Gegen die Überlegung, auf die Zahl der in einem Verfahren gebundenen Kläger abzustellen, spricht auch der Gesichtspunkt der Registerklarheit, der es den zuständigen Prozessgerichten ermöglichen soll festzustellen, ob bei demselben oder anderen Gerichten die ausreichende Zahl von Musterfeststellungsanträgen gestellt worden ist. Nach § 2 Abs. 1 Satz 3 KapMuG und § 1 Klageregisterverordnung enthält das Klageregister keine Angaben über die Zahl der Kläger. Wenn es nicht auf die Zahl der Verfahren, sondern auf die der Kläger ankäme, wäre es weder dem Prozessgericht selbst noch dem rechtsuchenden Publikum daher möglich, durch die Einsicht in das Klageregister festzustellen, ob das nach § 4 Abs. 1 Nr. 1 KapMuG erforderliche Quorum bereits erreicht ist.

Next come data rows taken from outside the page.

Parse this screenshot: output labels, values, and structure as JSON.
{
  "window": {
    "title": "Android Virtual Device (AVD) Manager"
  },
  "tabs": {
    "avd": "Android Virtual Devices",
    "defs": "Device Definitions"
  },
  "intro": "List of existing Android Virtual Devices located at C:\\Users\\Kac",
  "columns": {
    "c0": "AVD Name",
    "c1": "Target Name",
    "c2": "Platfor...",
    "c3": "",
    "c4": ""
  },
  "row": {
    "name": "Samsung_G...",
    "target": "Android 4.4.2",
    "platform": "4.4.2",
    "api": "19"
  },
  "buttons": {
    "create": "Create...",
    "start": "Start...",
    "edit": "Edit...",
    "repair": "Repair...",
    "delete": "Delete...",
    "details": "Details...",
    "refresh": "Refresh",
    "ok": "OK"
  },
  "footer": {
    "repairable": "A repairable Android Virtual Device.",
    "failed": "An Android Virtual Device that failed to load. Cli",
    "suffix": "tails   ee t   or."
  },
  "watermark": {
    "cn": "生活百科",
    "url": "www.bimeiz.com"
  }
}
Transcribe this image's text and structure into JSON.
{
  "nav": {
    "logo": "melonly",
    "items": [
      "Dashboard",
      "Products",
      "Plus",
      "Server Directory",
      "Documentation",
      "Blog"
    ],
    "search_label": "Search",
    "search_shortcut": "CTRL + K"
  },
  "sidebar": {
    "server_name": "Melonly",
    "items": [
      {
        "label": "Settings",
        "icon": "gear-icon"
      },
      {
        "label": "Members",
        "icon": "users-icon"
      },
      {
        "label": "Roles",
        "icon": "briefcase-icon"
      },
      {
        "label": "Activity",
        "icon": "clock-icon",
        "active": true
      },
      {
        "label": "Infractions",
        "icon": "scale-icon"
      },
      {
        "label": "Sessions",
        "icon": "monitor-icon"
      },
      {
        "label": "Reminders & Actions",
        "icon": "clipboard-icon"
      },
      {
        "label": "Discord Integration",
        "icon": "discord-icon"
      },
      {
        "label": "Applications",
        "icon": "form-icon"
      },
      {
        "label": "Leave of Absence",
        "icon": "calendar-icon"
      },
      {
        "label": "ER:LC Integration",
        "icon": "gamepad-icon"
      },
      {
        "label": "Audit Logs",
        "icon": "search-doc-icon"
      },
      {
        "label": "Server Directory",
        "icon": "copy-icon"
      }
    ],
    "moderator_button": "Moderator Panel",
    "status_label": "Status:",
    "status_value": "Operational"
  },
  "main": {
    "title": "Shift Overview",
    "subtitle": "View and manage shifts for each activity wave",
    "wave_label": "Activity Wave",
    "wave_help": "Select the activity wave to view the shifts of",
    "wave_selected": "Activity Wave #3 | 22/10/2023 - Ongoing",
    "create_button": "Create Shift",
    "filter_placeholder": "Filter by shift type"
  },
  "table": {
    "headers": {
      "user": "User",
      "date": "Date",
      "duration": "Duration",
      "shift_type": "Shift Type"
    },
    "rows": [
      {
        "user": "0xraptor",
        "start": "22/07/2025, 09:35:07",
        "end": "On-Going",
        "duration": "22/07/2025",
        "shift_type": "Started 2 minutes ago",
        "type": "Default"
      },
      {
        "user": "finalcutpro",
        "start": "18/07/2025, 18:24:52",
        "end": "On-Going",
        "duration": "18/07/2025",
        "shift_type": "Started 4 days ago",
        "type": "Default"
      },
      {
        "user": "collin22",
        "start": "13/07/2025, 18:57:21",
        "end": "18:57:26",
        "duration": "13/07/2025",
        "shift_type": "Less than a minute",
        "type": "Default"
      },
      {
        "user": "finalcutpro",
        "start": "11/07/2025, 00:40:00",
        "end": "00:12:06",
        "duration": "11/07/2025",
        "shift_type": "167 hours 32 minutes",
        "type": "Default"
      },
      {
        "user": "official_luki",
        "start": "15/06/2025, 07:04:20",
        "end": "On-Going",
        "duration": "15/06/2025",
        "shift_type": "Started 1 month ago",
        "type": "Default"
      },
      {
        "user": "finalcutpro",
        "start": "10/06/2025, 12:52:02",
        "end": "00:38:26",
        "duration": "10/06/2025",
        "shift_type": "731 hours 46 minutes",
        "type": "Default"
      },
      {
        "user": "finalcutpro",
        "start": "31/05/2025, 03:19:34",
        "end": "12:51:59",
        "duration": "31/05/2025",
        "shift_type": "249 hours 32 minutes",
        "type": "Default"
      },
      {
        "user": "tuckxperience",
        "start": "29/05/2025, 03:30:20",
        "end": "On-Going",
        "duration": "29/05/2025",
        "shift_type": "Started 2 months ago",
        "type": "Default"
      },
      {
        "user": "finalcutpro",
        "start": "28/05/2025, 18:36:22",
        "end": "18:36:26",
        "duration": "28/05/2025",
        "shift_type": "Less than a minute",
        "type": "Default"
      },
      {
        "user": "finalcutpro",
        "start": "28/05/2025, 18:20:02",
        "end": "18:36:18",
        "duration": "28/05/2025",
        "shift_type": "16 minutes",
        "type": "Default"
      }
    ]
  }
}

Eine weitergehende Überprüfung dahingehend, ob im vorliegenden Fall die gestellten Musterfeststellungsanträge überhaupt nach § 1 Abs. 3 KapMuG zulässig sind, findet durch das Beschwerdegericht daher nicht statt, da der Beschluss des Landgerichts einen Musterfeststellungsantrag im Klageregister bekannt zu machen, gemäß § 2 Abs. 1 Satz 3 KapMuG unanfechtbar ist.

III.

Die Nebenentscheidungen beruhen auf §§ 97, 3 ZPO.

Die Voraussetzungen für die Zulassung der Rechtsbeschwerde gemäß § 574 Abs. 2 Nr. 1 ZPO sind gegeben. Die entscheidungserheblichen Rechtsfragen sind bisher höchstrichterlich nicht geklärt; sie sind aufgrund der Tatsache, dass hierzu ein Meinungsstreit besteht, klärungsbedürftig. Sie sind auch klärungsfähig und können sich in einer unbestimmten Vielzahl von Fällen stellen (Reichold in Thomas/Putzo, a.a.O., § 511 Rn. 20).